In a significant verdict, the Bombay High Court on Friday upheld the Maharashtra government's ban on slaughter of cows, bulls and bullocks.
However, the court decriminalised possession of beef from cattle slaughtered in other states.
Relaxing the law, a division bench of the Bombay High Court comprising Justice Abhay Oka and Justice S C Gupte, said: "....if a person from whom beef has been found did not have prior knowledge of the meat, then he cannot be prosecuted. Only conscious possession can be held as an offence..."
The slaughter of cows was already prohibited in the state under Maharashtra Animal Preservation Act, 1976, but bulls and bullocks were allowed only after fit-for-slaughter certificate. The Maharashtra Animal Preservation (Amendment) Act, 1995, which bans the slaughter of bulls and bullocks, along with the earlier ban on slaughter of cows, came into force from February 2015 after President Pranab Mukherjee gave assent. Now only slaughter of water-buffaloes is allowed after strict compliance.
When the BJP-Shiv Sena alliance came to power, Chief Minister Devendra Fadnavis, besides his senior Cabinet colleagues — Revenue and Agriculture Minister Eknath Khadse and Finance and Planning Minister Sudhir Mungantiwar — followed up and ensured that the bill gets assent. However, there were a series of protests after the ban and the matter also reached the Bombay High Court.

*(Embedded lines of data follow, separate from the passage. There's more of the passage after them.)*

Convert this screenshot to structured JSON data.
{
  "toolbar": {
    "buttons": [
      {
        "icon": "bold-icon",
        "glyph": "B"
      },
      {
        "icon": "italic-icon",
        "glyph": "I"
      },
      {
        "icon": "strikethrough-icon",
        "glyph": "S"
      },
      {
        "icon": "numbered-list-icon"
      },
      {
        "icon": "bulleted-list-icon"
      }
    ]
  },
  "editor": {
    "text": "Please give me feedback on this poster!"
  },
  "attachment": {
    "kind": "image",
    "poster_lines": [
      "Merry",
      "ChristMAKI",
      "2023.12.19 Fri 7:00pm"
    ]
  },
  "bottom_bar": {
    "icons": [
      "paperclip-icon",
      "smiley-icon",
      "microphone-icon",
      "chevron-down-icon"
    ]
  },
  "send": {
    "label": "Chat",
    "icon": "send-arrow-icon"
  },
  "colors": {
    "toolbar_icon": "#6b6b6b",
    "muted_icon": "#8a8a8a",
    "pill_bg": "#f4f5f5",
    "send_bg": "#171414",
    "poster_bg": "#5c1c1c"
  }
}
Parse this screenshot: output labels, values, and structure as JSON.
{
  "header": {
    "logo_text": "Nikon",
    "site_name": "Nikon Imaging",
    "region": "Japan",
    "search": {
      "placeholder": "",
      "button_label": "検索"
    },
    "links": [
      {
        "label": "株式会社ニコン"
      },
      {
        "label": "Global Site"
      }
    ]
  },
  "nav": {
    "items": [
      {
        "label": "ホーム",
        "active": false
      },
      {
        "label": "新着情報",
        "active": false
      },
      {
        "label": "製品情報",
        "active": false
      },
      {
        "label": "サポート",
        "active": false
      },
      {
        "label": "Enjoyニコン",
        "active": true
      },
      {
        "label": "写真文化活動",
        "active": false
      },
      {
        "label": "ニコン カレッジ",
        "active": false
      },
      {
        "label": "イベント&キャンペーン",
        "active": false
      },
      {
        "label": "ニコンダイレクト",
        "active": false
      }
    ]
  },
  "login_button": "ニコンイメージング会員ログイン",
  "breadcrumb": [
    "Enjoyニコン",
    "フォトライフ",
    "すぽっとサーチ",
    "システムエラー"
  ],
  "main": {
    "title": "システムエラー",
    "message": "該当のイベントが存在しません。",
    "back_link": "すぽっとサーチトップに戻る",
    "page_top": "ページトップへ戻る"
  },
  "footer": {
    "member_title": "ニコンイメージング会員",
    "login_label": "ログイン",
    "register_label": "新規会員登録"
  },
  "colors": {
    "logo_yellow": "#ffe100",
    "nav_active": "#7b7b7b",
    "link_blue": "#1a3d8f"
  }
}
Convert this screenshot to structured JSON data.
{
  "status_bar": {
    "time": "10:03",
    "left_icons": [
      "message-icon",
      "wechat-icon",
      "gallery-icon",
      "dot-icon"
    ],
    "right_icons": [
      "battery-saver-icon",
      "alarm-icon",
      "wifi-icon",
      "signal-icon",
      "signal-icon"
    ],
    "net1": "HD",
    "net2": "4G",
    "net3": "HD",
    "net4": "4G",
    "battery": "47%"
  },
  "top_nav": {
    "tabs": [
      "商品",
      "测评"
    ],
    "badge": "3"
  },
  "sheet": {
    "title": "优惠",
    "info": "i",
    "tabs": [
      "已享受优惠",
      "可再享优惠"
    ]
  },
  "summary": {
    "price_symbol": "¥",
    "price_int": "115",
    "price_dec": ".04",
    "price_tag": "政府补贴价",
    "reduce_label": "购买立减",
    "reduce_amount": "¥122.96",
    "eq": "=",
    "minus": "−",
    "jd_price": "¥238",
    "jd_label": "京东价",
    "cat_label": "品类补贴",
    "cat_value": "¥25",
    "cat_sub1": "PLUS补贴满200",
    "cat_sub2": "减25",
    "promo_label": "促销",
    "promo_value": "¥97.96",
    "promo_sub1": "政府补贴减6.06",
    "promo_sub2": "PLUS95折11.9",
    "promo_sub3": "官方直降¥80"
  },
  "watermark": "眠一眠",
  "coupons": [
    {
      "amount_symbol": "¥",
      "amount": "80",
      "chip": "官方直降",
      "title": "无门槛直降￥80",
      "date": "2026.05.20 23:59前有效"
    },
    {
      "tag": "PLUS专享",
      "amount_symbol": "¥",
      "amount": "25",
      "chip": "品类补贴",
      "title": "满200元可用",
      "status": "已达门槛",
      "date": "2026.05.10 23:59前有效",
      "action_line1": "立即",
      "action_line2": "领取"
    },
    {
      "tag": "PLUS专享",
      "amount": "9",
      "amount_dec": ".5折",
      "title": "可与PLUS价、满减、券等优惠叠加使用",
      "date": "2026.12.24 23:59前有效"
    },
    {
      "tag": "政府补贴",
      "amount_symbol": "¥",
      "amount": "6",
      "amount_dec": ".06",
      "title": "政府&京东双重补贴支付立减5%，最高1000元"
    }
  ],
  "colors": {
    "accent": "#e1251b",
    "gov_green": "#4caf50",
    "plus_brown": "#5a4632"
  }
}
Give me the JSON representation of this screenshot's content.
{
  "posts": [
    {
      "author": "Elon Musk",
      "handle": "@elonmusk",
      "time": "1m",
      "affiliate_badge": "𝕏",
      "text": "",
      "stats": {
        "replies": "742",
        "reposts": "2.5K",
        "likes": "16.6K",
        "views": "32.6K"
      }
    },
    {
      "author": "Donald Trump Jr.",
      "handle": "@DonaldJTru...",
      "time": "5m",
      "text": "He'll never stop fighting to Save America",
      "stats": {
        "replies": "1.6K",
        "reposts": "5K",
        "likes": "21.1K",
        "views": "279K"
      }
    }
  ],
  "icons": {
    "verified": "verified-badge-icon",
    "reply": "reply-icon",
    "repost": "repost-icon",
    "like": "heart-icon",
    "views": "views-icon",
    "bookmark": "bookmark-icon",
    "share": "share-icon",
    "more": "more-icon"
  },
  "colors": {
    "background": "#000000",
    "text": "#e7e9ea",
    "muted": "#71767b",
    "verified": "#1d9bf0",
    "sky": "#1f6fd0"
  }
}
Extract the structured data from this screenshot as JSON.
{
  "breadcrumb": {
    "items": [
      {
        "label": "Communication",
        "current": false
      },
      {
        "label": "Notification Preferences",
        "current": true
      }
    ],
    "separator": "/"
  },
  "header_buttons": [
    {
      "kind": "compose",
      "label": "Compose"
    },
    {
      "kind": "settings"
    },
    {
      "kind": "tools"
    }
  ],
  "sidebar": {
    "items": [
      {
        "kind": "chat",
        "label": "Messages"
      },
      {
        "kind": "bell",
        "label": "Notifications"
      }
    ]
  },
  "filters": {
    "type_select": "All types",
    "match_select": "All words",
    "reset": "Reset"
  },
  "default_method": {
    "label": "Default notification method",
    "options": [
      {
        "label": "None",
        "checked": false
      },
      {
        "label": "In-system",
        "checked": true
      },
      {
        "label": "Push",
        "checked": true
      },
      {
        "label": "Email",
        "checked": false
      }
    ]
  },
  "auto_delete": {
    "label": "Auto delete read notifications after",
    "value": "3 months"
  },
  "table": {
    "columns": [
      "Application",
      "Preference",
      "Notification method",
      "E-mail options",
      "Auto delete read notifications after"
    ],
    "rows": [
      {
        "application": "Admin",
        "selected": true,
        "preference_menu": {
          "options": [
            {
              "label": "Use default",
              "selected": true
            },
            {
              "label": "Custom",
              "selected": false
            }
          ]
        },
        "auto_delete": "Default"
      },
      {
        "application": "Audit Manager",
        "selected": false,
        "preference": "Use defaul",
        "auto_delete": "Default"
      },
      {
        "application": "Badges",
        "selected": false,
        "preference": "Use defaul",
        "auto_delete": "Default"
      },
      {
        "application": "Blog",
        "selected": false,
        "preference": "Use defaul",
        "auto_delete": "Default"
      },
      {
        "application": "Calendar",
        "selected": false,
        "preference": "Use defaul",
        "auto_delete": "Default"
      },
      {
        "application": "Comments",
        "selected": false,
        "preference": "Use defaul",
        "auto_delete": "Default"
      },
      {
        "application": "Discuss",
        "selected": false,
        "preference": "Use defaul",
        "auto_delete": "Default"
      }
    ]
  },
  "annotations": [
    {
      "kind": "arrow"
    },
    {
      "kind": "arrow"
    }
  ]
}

The bench struck down sections 5(d) and 9(b) of MAPA, which criminalised and imposed punishment on persons found in possession of beef of animals, slaughtered in the state or outside, saying it infringes upon a person's right to privacy. "Section 5(c) of the act which criminalised mere possession of beef has been read down to conscious possession of the beef," the bench observed.